The October 2012 issue of Cites & Insights (12:9) is now available for downloading at http://citesandinsights.info/civ12i9.pdf
The issue is 24 pages long. A single-column 6×9″ version, designed for online reading (and optimized for online display rather than printing), 46 pages long, is at http://citesandinsights.info/civ12i9on.pdf (It’s a much smaller file than the two-column version, if that’s an issue.)

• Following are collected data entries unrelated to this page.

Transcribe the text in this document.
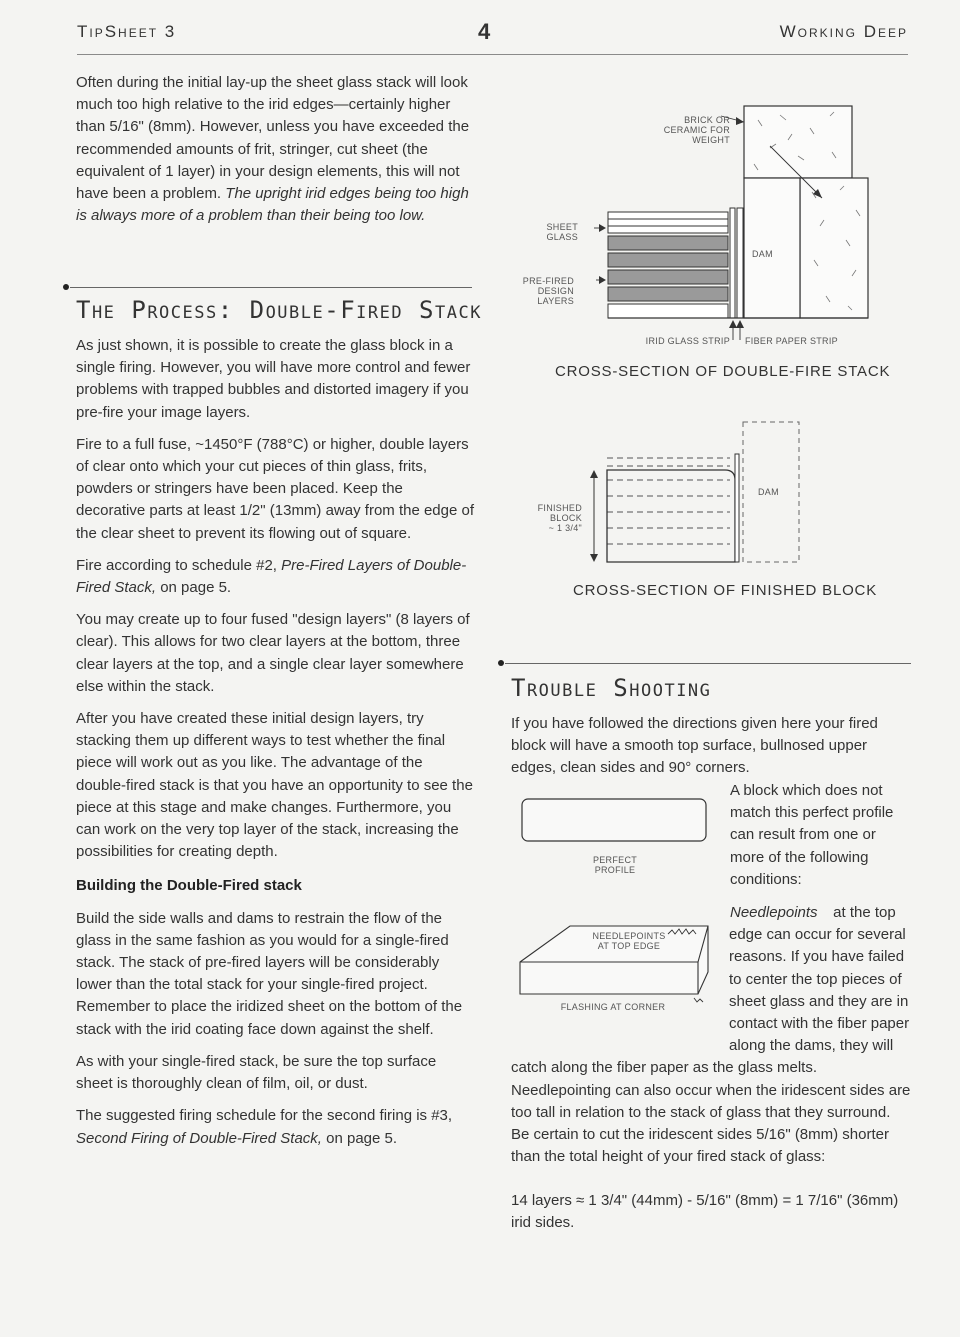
TipSheet 3	4	Working Deep

Often during the initial lay-up the sheet glass stack will look much too high relative to the irid edges—certainly higher than 5/16" (8mm). However, unless you have exceeded the recommended amounts of frit, stringer, cut sheet (the equivalent of 1 layer) in your design elements, this will not have been a problem. The upright irid edges being too high is always more of a problem than their being too low.

The Process: Double-Fired Stack

As just shown, it is possible to create the glass block in a single firing. However, you will have more control and fewer problems with trapped bubbles and distorted imagery if you pre-fire your image layers.

Fire to a full fuse, ~1450°F (788°C) or higher, double layers of clear onto which your cut pieces of thin glass, frits, powders or stringers have been placed. Keep the decorative parts at least 1/2" (13mm) away from the edge of the clear sheet to prevent its flowing out of square.

Fire according to schedule #2, Pre-Fired Layers of Double-Fired Stack, on page 5.

You may create up to four fused "design layers" (8 layers of clear). This allows for two clear layers at the bottom, three clear layers at the top, and a single clear layer somewhere else within the stack.

After you have created these initial design layers, try stacking them up different ways to test whether the final piece will work out as you like. The advantage of the double-fired stack is that you have an opportunity to see the piece at this stage and make changes. Furthermore, you can work on the very top layer of the stack, increasing the possibilities for creating depth.

Building the Double-Fired stack

Build the side walls and dams to restrain the flow of the glass in the same fashion as you would for a single-fired stack. The stack of pre-fired layers will be considerably lower than the total stack for your single-fired project. Remember to place the iridized sheet on the bottom of the stack with the irid coating face down against the shelf.

As with your single-fired stack, be sure the top surface sheet is thoroughly clean of film, oil, or dust.

The suggested firing schedule for the second firing is #3, Second Firing of Double-Fired Stack, on page 5.

BRICK OR
CERAMIC FOR
WEIGHT
SHEET
GLASS
PRE-FIRED
DESIGN
LAYERS
DAM
IRID GLASS STRIP FIBER PAPER STRIP
CROSS-SECTION OF DOUBLE-FIRE STACK
FINISHED
BLOCK
~ 1 3/4"
DAM
CROSS-SECTION OF FINISHED BLOCK
Trouble Shooting
If you have followed the directions given here your fired block will have a smooth top surface, bullnosed upper edges, clean sides and 90° corners.
PERFECT PROFILE
NEEDLEPOINTS
AT TOP EDGE
FLASHING AT CORNER
A block which does not match this perfect profile can result from one or more of the following conditions:
Needlepoints at the top edge can occur for several reasons. If you have failed to center the top pieces of sheet glass and they are in contact with the fiber paper along the dams, they will catch along the fiber paper as the glass melts. Needlepointing can also occur when the iridescent sides are too tall in relation to the stack of glass that they surround. Be certain to cut the iridescent sides 5/16" (8mm) shorter than the total height of your fired stack of glass:
14 layers ≈ 1 3/4" (44mm) - 5/16" (8mm) = 1 7/16" (36mm) irid sides.
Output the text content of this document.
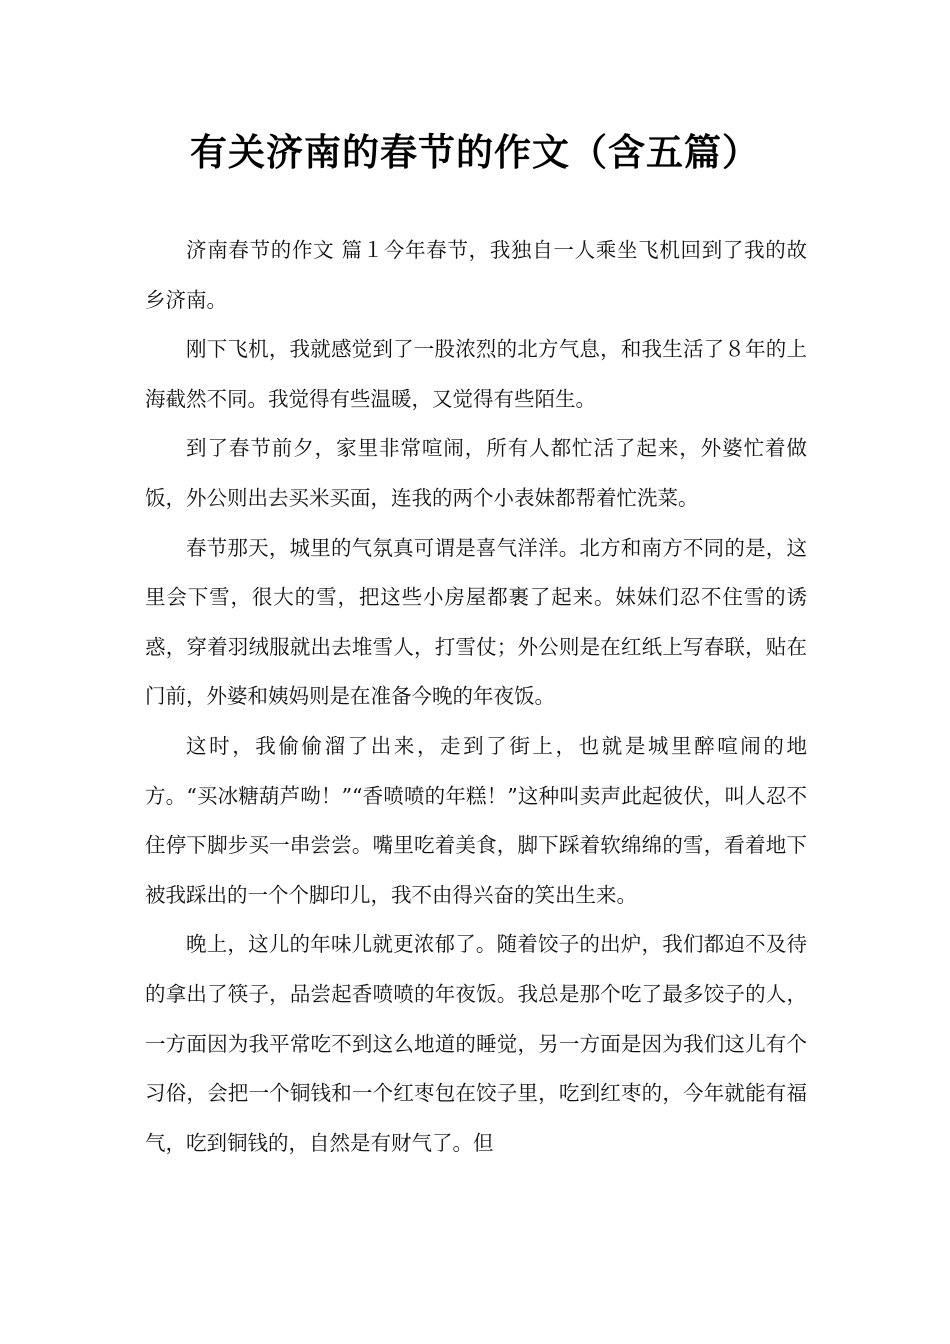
有关济南的春节的作文（含五篇）

济南春节的作文 篇１今年春节，我独自一人乘坐飞机回到了我的故乡济南。

刚下飞机，我就感觉到了一股浓烈的北方气息，和我生活了８年的上海截然不同。我觉得有些温暖，又觉得有些陌生。

到了春节前夕，家里非常喧闹，所有人都忙活了起来，外婆忙着做饭，外公则出去买米买面，连我的两个小表妹都帮着忙洗菜。

春节那天，城里的气氛真可谓是喜气洋洋。北方和南方不同的是，这里会下雪，很大的雪，把这些小房屋都裹了起来。妹妹们忍不住雪的诱惑，穿着羽绒服就出去堆雪人，打雪仗；外公则是在红纸上写春联，贴在门前，外婆和姨妈则是在准备今晚的年夜饭。

这时，我偷偷溜了出来，走到了街上，也就是城里醉喧闹的地方。“买冰糖葫芦呦！”“香喷喷的年糕！”这种叫卖声此起彼伏，叫人忍不住停下脚步买一串尝尝。嘴里吃着美食，脚下踩着软绵绵的雪，看着地下被我踩出的一个个脚印儿，我不由得兴奋的笑出生来。

晚上，这儿的年味儿就更浓郁了。随着饺子的出炉，我们都迫不及待的拿出了筷子，品尝起香喷喷的年夜饭。我总是那个吃了最多饺子的人，一方面因为我平常吃不到这么地道的睡觉，另一方面是因为我们这儿有个习俗，会把一个铜钱和一个红枣包在饺子里，吃到红枣的，今年就能有福气，吃到铜钱的，自然是有财气了。但
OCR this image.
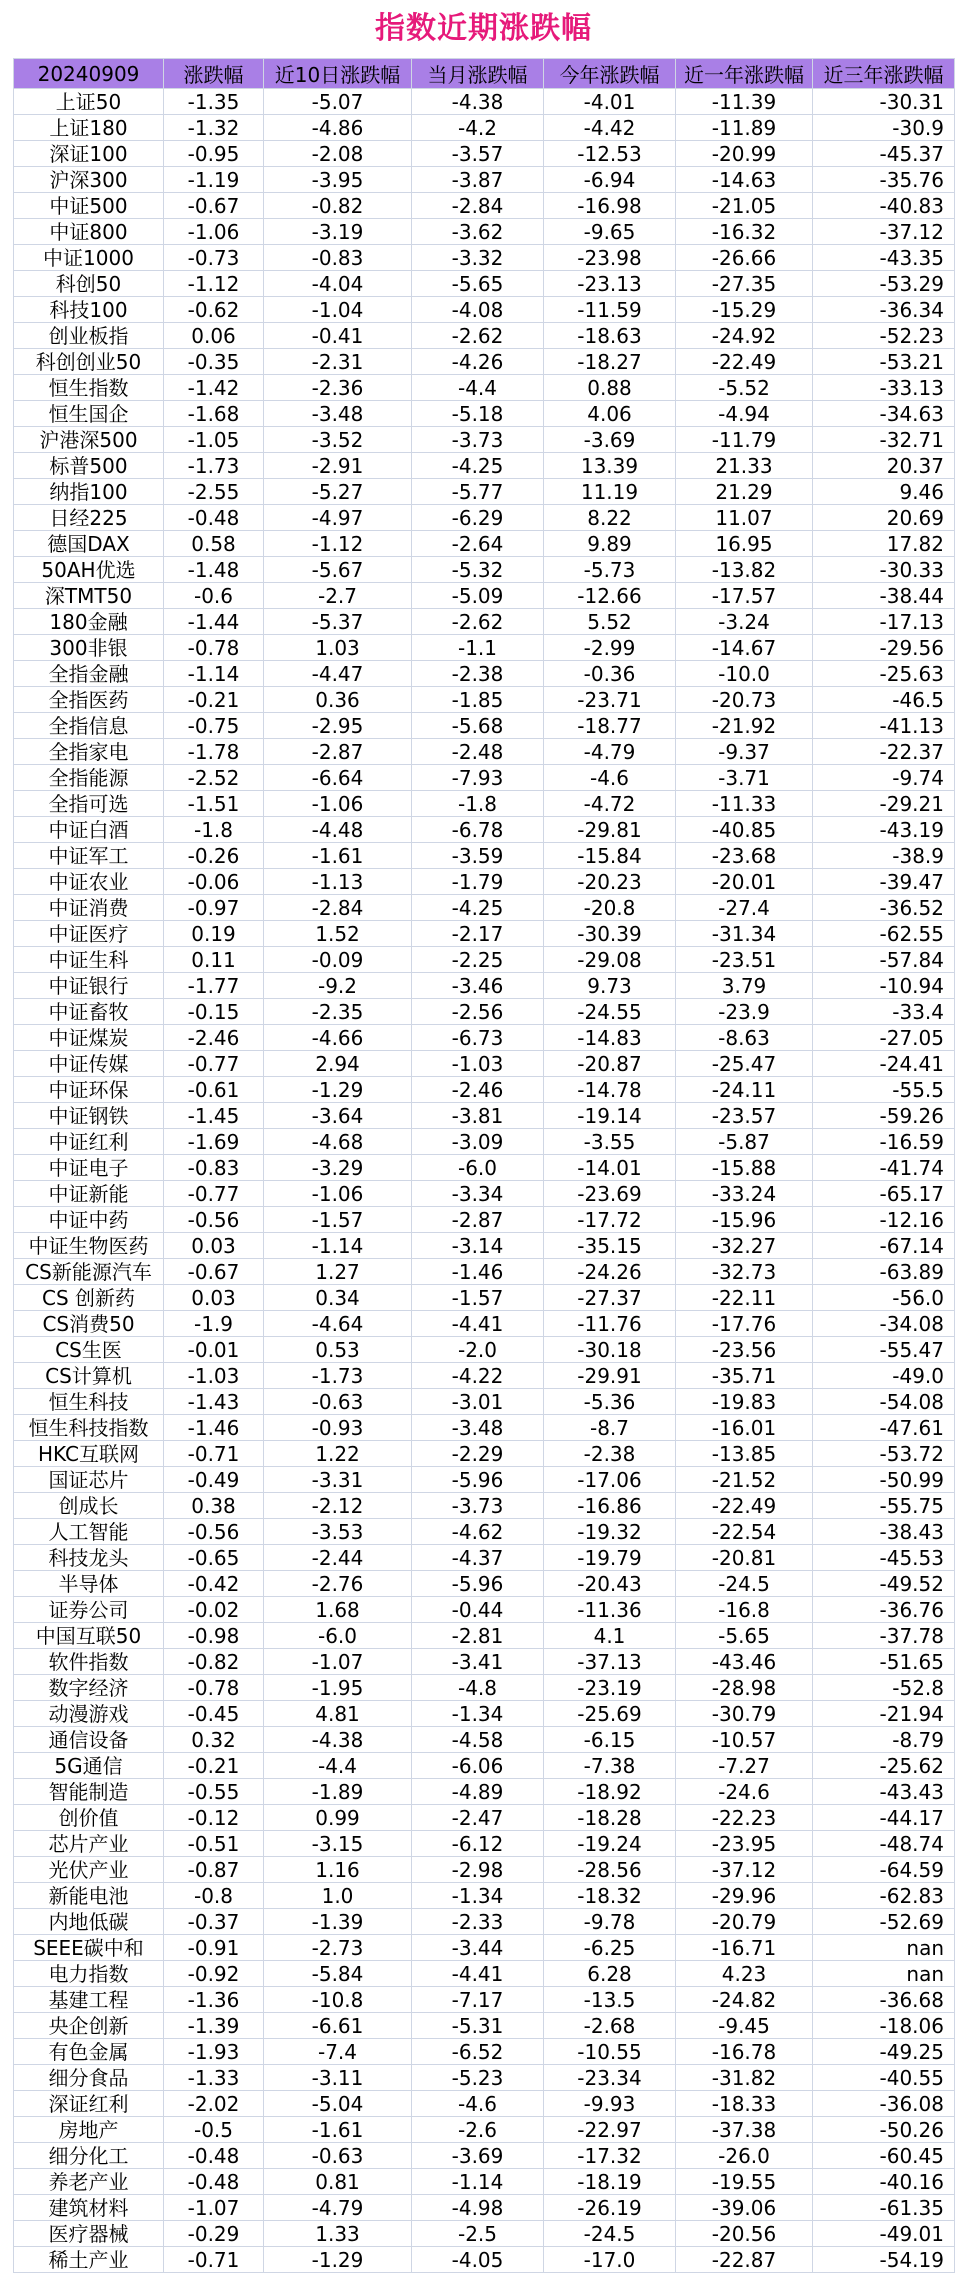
指数近期涨跌幅
20240909	涨跌幅	近10日涨跌幅	当月涨跌幅	今年涨跌幅	近一年涨跌幅	近三年涨跌幅
上证50	-1.35	-5.07	-4.38	-4.01	-11.39	-30.31
上证180	-1.32	-4.86	-4.2	-4.42	-11.89	-30.9
深证100	-0.95	-2.08	-3.57	-12.53	-20.99	-45.37
沪深300	-1.19	-3.95	-3.87	-6.94	-14.63	-35.76
中证500	-0.67	-0.82	-2.84	-16.98	-21.05	-40.83
中证800	-1.06	-3.19	-3.62	-9.65	-16.32	-37.12
中证1000	-0.73	-0.83	-3.32	-23.98	-26.66	-43.35
科创50	-1.12	-4.04	-5.65	-23.13	-27.35	-53.29
科技100	-0.62	-1.04	-4.08	-11.59	-15.29	-36.34
创业板指	0.06	-0.41	-2.62	-18.63	-24.92	-52.23
科创创业50	-0.35	-2.31	-4.26	-18.27	-22.49	-53.21
恒生指数	-1.42	-2.36	-4.4	0.88	-5.52	-33.13
恒生国企	-1.68	-3.48	-5.18	4.06	-4.94	-34.63
沪港深500	-1.05	-3.52	-3.73	-3.69	-11.79	-32.71
标普500	-1.73	-2.91	-4.25	13.39	21.33	20.37
纳指100	-2.55	-5.27	-5.77	11.19	21.29	9.46
日经225	-0.48	-4.97	-6.29	8.22	11.07	20.69
德国DAX	0.58	-1.12	-2.64	9.89	16.95	17.82
50AH优选	-1.48	-5.67	-5.32	-5.73	-13.82	-30.33
深TMT50	-0.6	-2.7	-5.09	-12.66	-17.57	-38.44
180金融	-1.44	-5.37	-2.62	5.52	-3.24	-17.13
300非银	-0.78	1.03	-1.1	-2.99	-14.67	-29.56
全指金融	-1.14	-4.47	-2.38	-0.36	-10.0	-25.63
全指医药	-0.21	0.36	-1.85	-23.71	-20.73	-46.5
全指信息	-0.75	-2.95	-5.68	-18.77	-21.92	-41.13
全指家电	-1.78	-2.87	-2.48	-4.79	-9.37	-22.37
全指能源	-2.52	-6.64	-7.93	-4.6	-3.71	-9.74
全指可选	-1.51	-1.06	-1.8	-4.72	-11.33	-29.21
中证白酒	-1.8	-4.48	-6.78	-29.81	-40.85	-43.19
中证军工	-0.26	-1.61	-3.59	-15.84	-23.68	-38.9
中证农业	-0.06	-1.13	-1.79	-20.23	-20.01	-39.47
中证消费	-0.97	-2.84	-4.25	-20.8	-27.4	-36.52
中证医疗	0.19	1.52	-2.17	-30.39	-31.34	-62.55
中证生科	0.11	-0.09	-2.25	-29.08	-23.51	-57.84
中证银行	-1.77	-9.2	-3.46	9.73	3.79	-10.94
中证畜牧	-0.15	-2.35	-2.56	-24.55	-23.9	-33.4
中证煤炭	-2.46	-4.66	-6.73	-14.83	-8.63	-27.05
中证传媒	-0.77	2.94	-1.03	-20.87	-25.47	-24.41
中证环保	-0.61	-1.29	-2.46	-14.78	-24.11	-55.5
中证钢铁	-1.45	-3.64	-3.81	-19.14	-23.57	-59.26
中证红利	-1.69	-4.68	-3.09	-3.55	-5.87	-16.59
中证电子	-0.83	-3.29	-6.0	-14.01	-15.88	-41.74
中证新能	-0.77	-1.06	-3.34	-23.69	-33.24	-65.17
中证中药	-0.56	-1.57	-2.87	-17.72	-15.96	-12.16
中证生物医药	0.03	-1.14	-3.14	-35.15	-32.27	-67.14
CS新能源汽车	-0.67	1.27	-1.46	-24.26	-32.73	-63.89
CS 创新药	0.03	0.34	-1.57	-27.37	-22.11	-56.0
CS消费50	-1.9	-4.64	-4.41	-11.76	-17.76	-34.08
CS生医	-0.01	0.53	-2.0	-30.18	-23.56	-55.47
CS计算机	-1.03	-1.73	-4.22	-29.91	-35.71	-49.0
恒生科技	-1.43	-0.63	-3.01	-5.36	-19.83	-54.08
恒生科技指数	-1.46	-0.93	-3.48	-8.7	-16.01	-47.61
HKC互联网	-0.71	1.22	-2.29	-2.38	-13.85	-53.72
国证芯片	-0.49	-3.31	-5.96	-17.06	-21.52	-50.99
创成长	0.38	-2.12	-3.73	-16.86	-22.49	-55.75
人工智能	-0.56	-3.53	-4.62	-19.32	-22.54	-38.43
科技龙头	-0.65	-2.44	-4.37	-19.79	-20.81	-45.53
半导体	-0.42	-2.76	-5.96	-20.43	-24.5	-49.52
证券公司	-0.02	1.68	-0.44	-11.36	-16.8	-36.76
中国互联50	-0.98	-6.0	-2.81	4.1	-5.65	-37.78
软件指数	-0.82	-1.07	-3.41	-37.13	-43.46	-51.65
数字经济	-0.78	-1.95	-4.8	-23.19	-28.98	-52.8
动漫游戏	-0.45	4.81	-1.34	-25.69	-30.79	-21.94
通信设备	0.32	-4.38	-4.58	-6.15	-10.57	-8.79
5G通信	-0.21	-4.4	-6.06	-7.38	-7.27	-25.62
智能制造	-0.55	-1.89	-4.89	-18.92	-24.6	-43.43
创价值	-0.12	0.99	-2.47	-18.28	-22.23	-44.17
芯片产业	-0.51	-3.15	-6.12	-19.24	-23.95	-48.74
光伏产业	-0.87	1.16	-2.98	-28.56	-37.12	-64.59
新能电池	-0.8	1.0	-1.34	-18.32	-29.96	-62.83
内地低碳	-0.37	-1.39	-2.33	-9.78	-20.79	-52.69
SEEE碳中和	-0.91	-2.73	-3.44	-6.25	-16.71	nan
电力指数	-0.92	-5.84	-4.41	6.28	4.23	nan
基建工程	-1.36	-10.8	-7.17	-13.5	-24.82	-36.68
央企创新	-1.39	-6.61	-5.31	-2.68	-9.45	-18.06
有色金属	-1.93	-7.4	-6.52	-10.55	-16.78	-49.25
细分食品	-1.33	-3.11	-5.23	-23.34	-31.82	-40.55
深证红利	-2.02	-5.04	-4.6	-9.93	-18.33	-36.08
房地产	-0.5	-1.61	-2.6	-22.97	-37.38	-50.26
细分化工	-0.48	-0.63	-3.69	-17.32	-26.0	-60.45
养老产业	-0.48	0.81	-1.14	-18.19	-19.55	-40.16
建筑材料	-1.07	-4.79	-4.98	-26.19	-39.06	-61.35
医疗器械	-0.29	1.33	-2.5	-24.5	-20.56	-49.01
稀土产业	-0.71	-1.29	-4.05	-17.0	-22.87	-54.19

The issue contains the following essays, available as HTML separates through the links below (if you’re viewing a web page) or from http://citesandinsights.info:
The Front:
Give Us a Dollar and We’ll Give You Back Four (2012-2013) pp. 1-4
Information on my new book, designed to be a tool for public libraries aiming to improve or retain funding, including its availability as an $11.99 PDF, $21.95 paperback or $31.50 hardcover. While it’s a tool, it’s also an interesting set of detailed tables on the activities of public libraries–if you’re numerate, since the tables deliberately lack textual commentary.
Words:
Thinking About Blogging, Part 2 pp. 4-19
The second part of the two-part essay that began in the September 2012 issue, this one’s almost entirely by and about librarians and libraries–and the stopping and starting of blogs.
Intersections:
The Liblog Landscape: Where Are They Now? pp. 19-24
Those of you who knew about the various studies under the rubric “Liblog Landscape” may have figured out that there wasn’t a 2011 version and isn’t going to be a 2012 version. But I still had a spreadsheet with the most complete list of English-language liblogs ever assembled (I’m pretty sure)–and it only required a few hours to see how the 1,304 liblogs that began before June 1, 2010 were doing in late July 2012. This piece summarizes the results and links to a webpage with that liblog list in two parts.